There are positive suggestions elsewhere. The company said its oil products division will increase earnings through “Significantly more“trade performance. Renewables is expected to contribute $ 100m-$ 700m in adjusted earnings, compared to $ 300m in the last quarter of 2022. That some of the corners and leaves a lot of uncertainty. But at the upper end of the range, it may be very positive
Investing in volatile markets
Shell can be a volatile stock to invest in. Often this has nothing to do with operational performance but economic data, geopolitics, OPEC+ comments, and, as a result of the above, changes in oil prices.
This volatility, and the often cyclical nature of energy markets, is why oil companies are not trading at high valuations. Shell trades for around 7.5 times earnings. That’s just above half the index average.

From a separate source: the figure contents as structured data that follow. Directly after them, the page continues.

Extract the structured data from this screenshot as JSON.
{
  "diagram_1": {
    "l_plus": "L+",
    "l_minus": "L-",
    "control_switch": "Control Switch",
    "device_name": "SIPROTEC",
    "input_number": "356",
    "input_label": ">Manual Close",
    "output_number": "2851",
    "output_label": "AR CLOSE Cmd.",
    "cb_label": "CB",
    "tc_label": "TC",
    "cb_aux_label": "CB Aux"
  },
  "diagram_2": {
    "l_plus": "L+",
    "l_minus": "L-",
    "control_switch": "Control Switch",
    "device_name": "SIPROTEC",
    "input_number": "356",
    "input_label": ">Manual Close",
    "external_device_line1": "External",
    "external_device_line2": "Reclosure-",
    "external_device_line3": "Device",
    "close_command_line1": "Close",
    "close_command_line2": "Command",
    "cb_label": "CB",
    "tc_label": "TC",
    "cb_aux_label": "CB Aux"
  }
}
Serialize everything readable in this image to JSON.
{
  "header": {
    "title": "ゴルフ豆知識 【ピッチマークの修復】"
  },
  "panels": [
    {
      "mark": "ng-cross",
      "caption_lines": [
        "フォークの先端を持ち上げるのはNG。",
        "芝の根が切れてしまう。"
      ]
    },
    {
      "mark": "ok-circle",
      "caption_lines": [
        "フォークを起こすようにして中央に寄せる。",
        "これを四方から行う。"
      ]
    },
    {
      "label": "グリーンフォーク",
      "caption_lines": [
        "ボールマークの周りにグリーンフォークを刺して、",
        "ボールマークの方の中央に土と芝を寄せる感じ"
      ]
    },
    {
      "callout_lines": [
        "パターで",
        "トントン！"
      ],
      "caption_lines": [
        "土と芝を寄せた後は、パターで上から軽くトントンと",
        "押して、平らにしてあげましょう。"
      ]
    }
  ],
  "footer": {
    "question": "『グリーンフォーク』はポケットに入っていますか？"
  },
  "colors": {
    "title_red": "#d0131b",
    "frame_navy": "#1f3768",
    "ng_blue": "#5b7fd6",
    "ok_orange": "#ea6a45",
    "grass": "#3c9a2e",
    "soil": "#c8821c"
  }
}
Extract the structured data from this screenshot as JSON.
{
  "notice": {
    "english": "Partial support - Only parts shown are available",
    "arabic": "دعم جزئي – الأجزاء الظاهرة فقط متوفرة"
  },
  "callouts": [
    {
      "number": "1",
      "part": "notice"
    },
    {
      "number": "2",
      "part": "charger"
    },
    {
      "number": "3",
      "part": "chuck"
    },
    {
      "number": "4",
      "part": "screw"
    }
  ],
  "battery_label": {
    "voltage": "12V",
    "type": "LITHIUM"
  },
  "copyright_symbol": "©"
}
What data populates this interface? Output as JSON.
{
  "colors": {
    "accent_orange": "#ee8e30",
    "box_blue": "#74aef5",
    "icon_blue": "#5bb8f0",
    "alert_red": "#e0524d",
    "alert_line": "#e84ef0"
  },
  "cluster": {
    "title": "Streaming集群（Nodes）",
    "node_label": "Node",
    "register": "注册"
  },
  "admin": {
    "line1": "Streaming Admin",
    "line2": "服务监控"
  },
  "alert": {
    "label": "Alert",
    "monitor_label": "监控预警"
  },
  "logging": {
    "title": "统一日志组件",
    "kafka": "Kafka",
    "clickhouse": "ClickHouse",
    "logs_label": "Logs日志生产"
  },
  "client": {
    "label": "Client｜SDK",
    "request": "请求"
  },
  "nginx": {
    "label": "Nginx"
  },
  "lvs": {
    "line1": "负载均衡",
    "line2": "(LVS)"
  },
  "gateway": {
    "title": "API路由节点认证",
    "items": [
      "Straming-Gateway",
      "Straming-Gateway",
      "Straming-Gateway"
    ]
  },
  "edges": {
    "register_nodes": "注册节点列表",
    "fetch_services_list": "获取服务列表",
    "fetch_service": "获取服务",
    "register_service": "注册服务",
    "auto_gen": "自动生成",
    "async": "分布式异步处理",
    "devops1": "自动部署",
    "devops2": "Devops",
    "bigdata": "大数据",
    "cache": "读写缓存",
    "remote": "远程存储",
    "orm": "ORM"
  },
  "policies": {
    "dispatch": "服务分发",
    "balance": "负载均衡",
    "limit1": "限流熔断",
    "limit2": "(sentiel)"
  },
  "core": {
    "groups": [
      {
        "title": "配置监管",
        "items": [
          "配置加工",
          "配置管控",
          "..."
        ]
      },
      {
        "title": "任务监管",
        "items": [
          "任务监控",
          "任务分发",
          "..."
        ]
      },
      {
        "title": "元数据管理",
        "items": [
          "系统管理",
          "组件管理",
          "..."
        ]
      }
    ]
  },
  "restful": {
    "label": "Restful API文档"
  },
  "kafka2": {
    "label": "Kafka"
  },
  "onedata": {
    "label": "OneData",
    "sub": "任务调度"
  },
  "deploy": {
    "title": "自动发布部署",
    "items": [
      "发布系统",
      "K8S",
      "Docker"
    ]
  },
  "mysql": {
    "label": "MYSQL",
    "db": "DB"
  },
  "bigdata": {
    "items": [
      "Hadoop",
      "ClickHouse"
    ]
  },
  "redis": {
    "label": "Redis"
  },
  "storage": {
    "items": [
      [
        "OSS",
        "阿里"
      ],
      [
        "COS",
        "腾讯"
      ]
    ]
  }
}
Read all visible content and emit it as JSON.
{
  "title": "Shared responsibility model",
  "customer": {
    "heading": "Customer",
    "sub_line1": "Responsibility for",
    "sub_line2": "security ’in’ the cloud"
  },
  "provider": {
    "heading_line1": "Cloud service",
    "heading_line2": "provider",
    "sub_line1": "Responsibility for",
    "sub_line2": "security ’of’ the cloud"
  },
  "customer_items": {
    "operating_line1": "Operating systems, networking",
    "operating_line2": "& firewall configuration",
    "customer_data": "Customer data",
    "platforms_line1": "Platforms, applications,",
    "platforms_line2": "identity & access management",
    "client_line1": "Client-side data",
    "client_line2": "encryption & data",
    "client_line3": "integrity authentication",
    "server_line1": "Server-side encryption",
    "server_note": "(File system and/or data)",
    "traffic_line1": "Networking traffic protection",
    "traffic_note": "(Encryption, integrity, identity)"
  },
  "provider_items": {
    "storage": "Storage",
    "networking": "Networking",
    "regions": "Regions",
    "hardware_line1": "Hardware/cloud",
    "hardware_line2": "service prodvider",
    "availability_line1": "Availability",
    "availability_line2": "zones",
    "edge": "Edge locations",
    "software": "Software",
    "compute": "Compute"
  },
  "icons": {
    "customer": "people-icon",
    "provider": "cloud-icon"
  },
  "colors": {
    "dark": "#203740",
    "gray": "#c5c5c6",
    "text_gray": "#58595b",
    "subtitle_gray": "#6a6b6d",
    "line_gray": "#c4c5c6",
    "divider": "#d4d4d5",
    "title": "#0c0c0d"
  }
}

However, as noted, there may be good reasons for this. Shell’s performance is heavily influenced by the prices it can achieve for the oil, gas, energy and petroleum products it produces. When the price of natural gas and oil goes up or down, we see almost immediate changes in stock prices.
After the new OPEC+ cut, some analysts started talking about oil exceeding $100 per barrel in the near future. But some big banks have cut their price forecasts on slower economic growth around the world, and even a recession in the US.
Personally, my preference is to try and avoid more volatility than necessary. I’m pretty bullish on the long-term outlook for hydrocarbons, but I wouldn’t buy hydrocarbon stocks right now because oil seems so volatile right now.
All it takes is some negative US economic data to lower energy prices. So, I think there might be a better entry point at the end of the year if I stick with my thesis on long-term strength in hydrocarbons.